En cuanto al principio de igualdad, lo que digo es que la excepción a la regla del encierro se justifica por las mismas razones que se justifica la apertura de las farmacias: por necesidad. En una situación normal, cuando las bibliotecas y las universidades están abiertas, comprar libros no es algo de primera necesidad; pero en una pandemia, cuando la gente está confinada en un espacio muy pequeño, leer es una suerte de liberación, que ayuda a soportar el encierro, a mejorar el entendimiento de lo que pasa y a despejar la mente.

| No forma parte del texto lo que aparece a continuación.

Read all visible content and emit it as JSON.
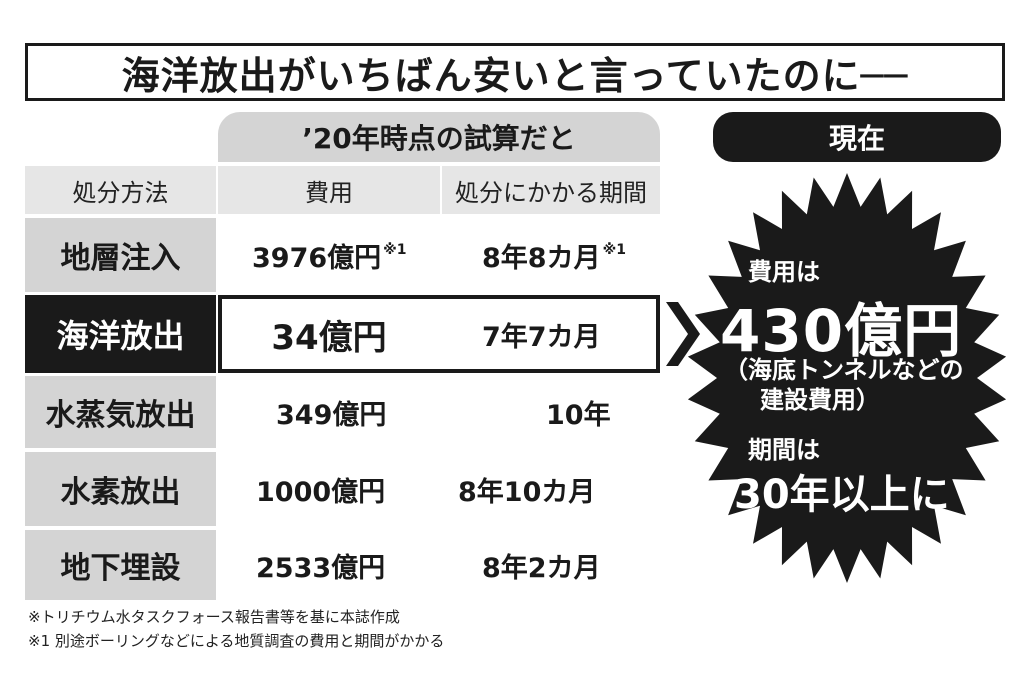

Los aparatos electrónicos también distraen y entretienen, me dirán. Sí, pero no reemplazan a los libros, así en ellos se lea, incluso más. Leer un libro es una actividad mental lenta y concentrada, mientras que leer en una tableta o en un celular suele ser un ejercicio atomizado, disperso y fugaz. La calidad de lo que se lee en las pantallas es menor que en los libros (que tienen más filtros en su hechura) y las posibilidades de extravío mental, con información falsa o alucinada, son mayores. De otra parte, existe un problema de adicción a las pantallas (justo lo contrario de lo que pasa con los libros) que la cuarentena no puede sino agravar. Es difícil convencer a los jóvenes de lo que digo, pero deberían saber que los avances tecnológicos producen cambios que dejan de lado muchas cosas que eran provechosas y placenteras; la comida rápida acaba con el sabor de la comida lenta; los medios de transporte acaban con el placer de caminar; los celulares reducen las conversaciones cara a cara, etc. Ya les llegará el momento a los jóvenes de extrañar cosas de la vida tecnológica que hoy tienen.
En fin, para decirlo con el consabido cliché, las librerías alimentan el alma, y eso se traduce en salud mental, algo que hoy es tan importante como la salud que se ofrece en las farmacias.